Prepare glass plates for gel:
Rinse plates with cold water, then clean with dishwashing liquid and warm water. Do not scratch plates. Rinse with hot tap water until all soap is removed. The water should form an even sheet over the plate. Rinse thoroughly with tap distilled water, then double distilled water. Rinse with 95% Ethanol and wipe dry with kimwipes, make sure all dust is gone.
Also wash spacers and comb with soap and water. Rinse with distilled water; double distilled water and ethanol.
Put 1.5 mm thick spacers on the 20 x 40 cm glass plate, put the notched glass plate on top of the spacers. Clamp the plates together on one side, top and bottom with large binder clips.
10% Denaturing Acrylamide gel, 100ml (for 20x40 cm glass plates 1.5mm thick)
Swirl and warm up to 42C to allow for rapid polymerization (Heating is optional and not suggested for first-timers )
Pour gel:
Add 678 μl (i.e. if using 100 mls of Urea/Acrylamide) 10% APS (Date:________)
and
67.8 μl TEMED (Lot#___________), swirl to mix and start pouring immediately
with a 50 ml pipette.
Hold the plates at approximately 45 degrees while pouring. Tap the glass to get rid off bubbles. Insert comb and slowly lower the plates down to almost horizontal (put two pipette tip boxes under gel). Pour more gel around comb, wait a few minutes and then try to position the gel horizontal. Leave to polymerize about 1 hour (this depends on the
temperature of the acrylamide, as well as how much temed and APS is added; again I suggest warming the acrylamide up to allow for rapid polymerization). If not running the gel immediately, cover with saran wrap to leave overnight at room temperature.
Pre-running the gel:
Carefully remove comb and spacer on bottom and rinse off any excess acrylamide and urea around comb with syringe. Make sure the wells look clean and no more loose pieces of gel or urea is left.

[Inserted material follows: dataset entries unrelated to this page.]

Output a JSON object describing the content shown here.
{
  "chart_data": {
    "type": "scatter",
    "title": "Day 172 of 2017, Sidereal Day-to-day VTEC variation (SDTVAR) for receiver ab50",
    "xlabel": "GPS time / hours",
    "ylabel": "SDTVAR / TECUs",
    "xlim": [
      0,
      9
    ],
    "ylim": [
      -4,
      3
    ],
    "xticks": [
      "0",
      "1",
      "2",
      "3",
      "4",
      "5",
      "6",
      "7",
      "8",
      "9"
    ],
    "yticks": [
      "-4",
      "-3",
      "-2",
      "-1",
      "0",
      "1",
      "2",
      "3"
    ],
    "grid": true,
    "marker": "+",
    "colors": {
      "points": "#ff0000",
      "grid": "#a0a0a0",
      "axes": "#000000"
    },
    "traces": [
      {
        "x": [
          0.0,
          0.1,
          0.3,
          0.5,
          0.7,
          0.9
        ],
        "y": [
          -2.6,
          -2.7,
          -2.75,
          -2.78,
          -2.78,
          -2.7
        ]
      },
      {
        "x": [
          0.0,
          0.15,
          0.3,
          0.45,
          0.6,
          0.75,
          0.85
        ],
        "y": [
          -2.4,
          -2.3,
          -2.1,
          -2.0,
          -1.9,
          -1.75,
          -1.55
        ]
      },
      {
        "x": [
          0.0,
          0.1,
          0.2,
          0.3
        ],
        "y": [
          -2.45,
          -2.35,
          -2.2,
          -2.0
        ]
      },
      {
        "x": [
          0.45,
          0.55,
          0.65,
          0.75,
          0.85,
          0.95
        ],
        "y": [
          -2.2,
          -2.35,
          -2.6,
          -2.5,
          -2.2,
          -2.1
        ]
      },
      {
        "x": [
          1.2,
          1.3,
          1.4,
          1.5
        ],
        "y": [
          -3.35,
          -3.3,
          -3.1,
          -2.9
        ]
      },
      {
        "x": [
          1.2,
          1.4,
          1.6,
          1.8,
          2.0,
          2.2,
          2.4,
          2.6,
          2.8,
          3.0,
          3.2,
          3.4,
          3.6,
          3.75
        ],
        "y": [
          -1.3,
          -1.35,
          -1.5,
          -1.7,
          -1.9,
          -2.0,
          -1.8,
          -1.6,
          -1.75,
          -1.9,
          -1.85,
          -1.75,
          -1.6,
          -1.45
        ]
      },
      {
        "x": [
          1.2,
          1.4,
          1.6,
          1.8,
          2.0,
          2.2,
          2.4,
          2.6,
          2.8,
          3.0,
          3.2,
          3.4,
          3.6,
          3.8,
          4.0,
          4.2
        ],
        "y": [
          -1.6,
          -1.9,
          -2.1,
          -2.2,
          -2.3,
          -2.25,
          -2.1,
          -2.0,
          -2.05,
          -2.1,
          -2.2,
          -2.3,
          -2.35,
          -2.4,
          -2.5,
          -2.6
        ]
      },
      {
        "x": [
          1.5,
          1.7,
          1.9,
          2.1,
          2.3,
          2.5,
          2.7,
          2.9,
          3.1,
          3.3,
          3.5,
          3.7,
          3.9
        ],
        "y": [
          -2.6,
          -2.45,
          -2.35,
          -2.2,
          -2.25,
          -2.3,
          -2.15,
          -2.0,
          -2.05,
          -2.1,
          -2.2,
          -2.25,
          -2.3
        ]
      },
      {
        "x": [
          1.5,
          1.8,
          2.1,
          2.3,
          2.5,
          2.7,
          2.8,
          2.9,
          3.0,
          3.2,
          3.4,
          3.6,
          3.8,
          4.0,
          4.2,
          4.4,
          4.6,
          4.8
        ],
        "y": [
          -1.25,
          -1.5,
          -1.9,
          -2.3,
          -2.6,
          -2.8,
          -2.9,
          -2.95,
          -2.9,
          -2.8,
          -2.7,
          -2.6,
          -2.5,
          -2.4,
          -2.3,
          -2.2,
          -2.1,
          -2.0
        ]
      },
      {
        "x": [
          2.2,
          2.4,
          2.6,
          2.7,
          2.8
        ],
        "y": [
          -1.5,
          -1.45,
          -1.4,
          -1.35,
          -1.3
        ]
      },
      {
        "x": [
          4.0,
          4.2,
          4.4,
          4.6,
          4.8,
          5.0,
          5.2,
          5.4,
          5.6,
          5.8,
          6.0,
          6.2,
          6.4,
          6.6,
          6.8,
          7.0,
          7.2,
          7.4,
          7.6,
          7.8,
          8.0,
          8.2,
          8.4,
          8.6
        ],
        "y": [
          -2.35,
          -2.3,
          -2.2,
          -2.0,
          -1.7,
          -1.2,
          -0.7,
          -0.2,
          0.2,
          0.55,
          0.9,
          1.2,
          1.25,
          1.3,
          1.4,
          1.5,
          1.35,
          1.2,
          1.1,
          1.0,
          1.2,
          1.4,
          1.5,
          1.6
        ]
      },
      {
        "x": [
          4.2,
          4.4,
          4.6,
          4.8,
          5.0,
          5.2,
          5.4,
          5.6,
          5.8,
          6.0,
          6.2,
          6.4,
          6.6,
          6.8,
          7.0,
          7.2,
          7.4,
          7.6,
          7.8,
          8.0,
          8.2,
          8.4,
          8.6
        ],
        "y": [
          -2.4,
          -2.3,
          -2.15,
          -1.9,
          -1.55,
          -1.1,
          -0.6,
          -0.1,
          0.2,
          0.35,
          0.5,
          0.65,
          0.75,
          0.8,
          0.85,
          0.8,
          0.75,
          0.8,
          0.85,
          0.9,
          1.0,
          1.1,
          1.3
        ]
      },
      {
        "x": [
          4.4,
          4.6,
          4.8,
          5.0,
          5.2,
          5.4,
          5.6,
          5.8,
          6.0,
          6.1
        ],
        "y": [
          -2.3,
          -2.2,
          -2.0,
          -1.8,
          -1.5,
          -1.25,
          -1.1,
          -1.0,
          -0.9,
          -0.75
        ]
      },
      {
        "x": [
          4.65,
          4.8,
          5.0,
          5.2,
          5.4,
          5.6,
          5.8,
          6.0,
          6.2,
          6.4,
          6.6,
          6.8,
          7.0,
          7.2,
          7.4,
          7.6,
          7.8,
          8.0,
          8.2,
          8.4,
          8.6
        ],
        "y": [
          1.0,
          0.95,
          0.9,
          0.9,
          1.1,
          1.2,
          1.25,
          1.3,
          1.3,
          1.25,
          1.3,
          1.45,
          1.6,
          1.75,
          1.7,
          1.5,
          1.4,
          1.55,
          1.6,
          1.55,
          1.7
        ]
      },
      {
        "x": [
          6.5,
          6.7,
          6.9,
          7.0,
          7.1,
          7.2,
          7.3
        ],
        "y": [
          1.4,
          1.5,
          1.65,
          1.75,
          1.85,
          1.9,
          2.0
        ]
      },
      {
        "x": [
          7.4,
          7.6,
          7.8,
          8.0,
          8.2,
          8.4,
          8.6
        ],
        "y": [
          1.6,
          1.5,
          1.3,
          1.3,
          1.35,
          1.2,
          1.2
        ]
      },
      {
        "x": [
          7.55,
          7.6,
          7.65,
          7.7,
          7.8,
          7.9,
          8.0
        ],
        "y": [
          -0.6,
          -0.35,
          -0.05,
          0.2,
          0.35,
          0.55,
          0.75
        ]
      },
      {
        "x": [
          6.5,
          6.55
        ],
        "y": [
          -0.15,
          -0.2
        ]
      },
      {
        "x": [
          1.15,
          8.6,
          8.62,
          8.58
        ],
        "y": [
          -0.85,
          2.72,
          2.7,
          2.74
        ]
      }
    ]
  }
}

Stand the gel in the lower buffer reservoir so that the notched glass plate faces the top reservoir (make sure the seal is in it’s groove) and the metal plate in the back. Clamp the gel with the metal plate at the top reservoir on both sides. Make sure the clamp is putting pressure over the spacer between the glass plates and that the clamp is in the
middle of the gasket and not in the middle of the reservoir. The metal plate should not come in contact with the buffer.
Add 1x TBE buffer in both reservoirs. Rinse out the wells with 1x TBE buffer, using a syringe.
Pre run the gel at constant 65 mA until the gel reaches 50℃, about 1 hr. (Glue a temperature strip on the metal plate to monitor the temperature of the gel.)
Load and run the gel:
Mix sample with equal volume 95% Formamide (with BromoPhenol Blue and Xylene cyanol FF).
Heat at 70℃ for 2 min, move to ice.
Turn off power. Rinse out the wells with 1x TBE using a syringe and needle, make sure all urea is rinsed out, load samples.
Run gel at constant 40 mA for about 1 hr (BPB runs around 12nt and cyanol around 55nt.)